Although you don’t often hear it amidst all the enduring myths surrounding the American Revolution, more than anything else it was a civil war. The ‘rebellion against tyranny’ was far from universal, and historians estimate as many as one third of the population of the colonies remained loyal to the Crown. It was a war of colony against mother country, brother against brother, friend against friend, and sons against fathers.
And nowhere was this more true than in the home of the most famous American, both at home and abroad, of his day: Benjamin Franklin. Franklin’s deeds on behalf of the fledgling United States are too well known to go into detail here, but perhaps few know the story of Franklin’s only son, William, governor of New Jersey and loyal to the Crown to his death. William Franklin lost everything as a result of his loyalty to his King – his family ties, his wife, his home and property, his position. He was imprisoned in squalor and isolation for over a year, and his father lifted not a finger to help him, even keeping his grandson, William’s own son, from his father. William had chosen his path, and Benjamin Franklin was careful for his own position: a turncoat son was not looked upon fondly in the violent and treacherous days of the revolution.

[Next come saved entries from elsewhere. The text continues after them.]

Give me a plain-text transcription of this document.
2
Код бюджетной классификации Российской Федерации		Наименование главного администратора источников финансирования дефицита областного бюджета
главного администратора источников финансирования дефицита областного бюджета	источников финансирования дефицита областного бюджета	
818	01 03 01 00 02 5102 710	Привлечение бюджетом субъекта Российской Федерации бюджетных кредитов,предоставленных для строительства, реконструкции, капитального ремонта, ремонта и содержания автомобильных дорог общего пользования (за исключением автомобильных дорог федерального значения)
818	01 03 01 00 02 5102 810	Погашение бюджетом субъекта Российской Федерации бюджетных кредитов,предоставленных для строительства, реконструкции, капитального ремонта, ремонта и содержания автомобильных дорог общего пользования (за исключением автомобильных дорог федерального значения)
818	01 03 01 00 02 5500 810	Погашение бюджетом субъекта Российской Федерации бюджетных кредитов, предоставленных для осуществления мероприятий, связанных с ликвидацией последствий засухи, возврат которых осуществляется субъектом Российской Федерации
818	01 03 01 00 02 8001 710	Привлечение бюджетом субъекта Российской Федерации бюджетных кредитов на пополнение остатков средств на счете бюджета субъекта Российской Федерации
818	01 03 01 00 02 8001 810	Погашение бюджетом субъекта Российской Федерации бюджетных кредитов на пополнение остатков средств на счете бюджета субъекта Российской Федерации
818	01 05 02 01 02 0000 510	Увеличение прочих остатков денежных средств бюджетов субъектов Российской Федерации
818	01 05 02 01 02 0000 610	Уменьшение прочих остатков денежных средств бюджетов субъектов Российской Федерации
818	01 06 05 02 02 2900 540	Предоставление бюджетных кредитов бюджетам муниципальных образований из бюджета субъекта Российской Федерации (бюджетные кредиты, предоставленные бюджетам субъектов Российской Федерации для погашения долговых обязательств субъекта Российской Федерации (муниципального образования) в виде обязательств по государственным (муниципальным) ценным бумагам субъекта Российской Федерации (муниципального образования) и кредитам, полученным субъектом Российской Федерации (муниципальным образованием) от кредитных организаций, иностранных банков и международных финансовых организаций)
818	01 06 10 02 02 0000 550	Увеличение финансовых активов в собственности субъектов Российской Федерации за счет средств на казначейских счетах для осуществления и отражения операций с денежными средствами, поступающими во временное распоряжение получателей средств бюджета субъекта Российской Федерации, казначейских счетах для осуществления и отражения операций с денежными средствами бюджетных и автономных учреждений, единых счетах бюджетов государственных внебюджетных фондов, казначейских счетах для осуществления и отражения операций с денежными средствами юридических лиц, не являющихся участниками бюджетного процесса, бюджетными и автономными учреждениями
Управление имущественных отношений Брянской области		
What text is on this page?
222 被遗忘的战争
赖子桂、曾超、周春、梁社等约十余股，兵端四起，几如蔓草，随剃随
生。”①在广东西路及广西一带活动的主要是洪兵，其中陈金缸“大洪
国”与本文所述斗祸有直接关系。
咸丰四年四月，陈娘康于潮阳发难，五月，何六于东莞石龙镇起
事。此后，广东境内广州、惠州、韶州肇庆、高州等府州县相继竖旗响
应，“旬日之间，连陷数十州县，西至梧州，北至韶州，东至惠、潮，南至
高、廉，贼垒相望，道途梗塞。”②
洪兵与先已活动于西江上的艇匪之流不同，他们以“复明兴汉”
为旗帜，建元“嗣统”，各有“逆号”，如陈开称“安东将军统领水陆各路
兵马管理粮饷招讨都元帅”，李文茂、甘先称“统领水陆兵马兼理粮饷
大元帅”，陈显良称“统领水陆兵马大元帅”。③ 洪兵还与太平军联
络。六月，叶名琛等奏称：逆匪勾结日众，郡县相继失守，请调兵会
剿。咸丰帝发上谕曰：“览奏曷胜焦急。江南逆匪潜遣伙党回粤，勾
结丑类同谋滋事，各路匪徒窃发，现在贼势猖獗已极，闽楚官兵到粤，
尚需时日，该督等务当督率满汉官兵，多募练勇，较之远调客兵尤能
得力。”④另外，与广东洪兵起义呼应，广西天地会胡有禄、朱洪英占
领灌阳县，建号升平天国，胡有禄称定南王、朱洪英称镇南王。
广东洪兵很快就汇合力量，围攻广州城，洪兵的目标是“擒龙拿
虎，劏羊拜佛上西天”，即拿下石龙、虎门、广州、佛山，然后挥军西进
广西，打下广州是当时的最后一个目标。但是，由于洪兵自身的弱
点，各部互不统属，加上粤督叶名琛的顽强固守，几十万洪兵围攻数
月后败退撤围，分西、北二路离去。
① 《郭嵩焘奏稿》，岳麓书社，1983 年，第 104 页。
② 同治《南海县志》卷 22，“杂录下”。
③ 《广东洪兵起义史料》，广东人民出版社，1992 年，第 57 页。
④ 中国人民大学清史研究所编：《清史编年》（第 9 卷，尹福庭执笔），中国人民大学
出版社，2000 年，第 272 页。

But whilst Benjamin Franklin’s deeds and exploits before, during and after the Revolution might be legend, he did not come across as an especially appealing character in this book. A genius, perhaps; a polymath, certainly; charming, charismatic and a tab hand at diplomacy, for sure. But he also came across as self-important, pompous, selfish and petty. His neglect of his wife certainly doesn’t cover him in glory, and his persistent accounting of debts his son owed him, even into death, come across as spiteful. Reading this book I couldn’t help but feel that the most important thing in Benjamin Franklin’s life was Benjamin Franklin. And yet it is clear William adored his father, yearned for his love and approval, and never gave up hoping for the reconciliation that would restore them to the closeness of his youth.
I’ve read a number of Daniel Mark Epstein’s books recently, most notably his book on the Lincolns’ marriage, and I’ve yet to be disappointed. He has a particular knack for sympathetic portrayals of less than sympathetic characters, never judging or vilifying, yet somehow softening their flaws whilst still avoiding sycophancy or concealment. He made me feel for Mary Lincoln in his book about the Lincolns, and he made me care far more for William’s fate than one might have expected. Indeed, I came away from this book with a far better opinion of William Franklin than I did of Benjamin. Perhaps that’s partly a result of my being British – I’m not going to think badly of a man fighting against the Revolution and for the Crown, whereas an American reader with a different historical and cultural background might.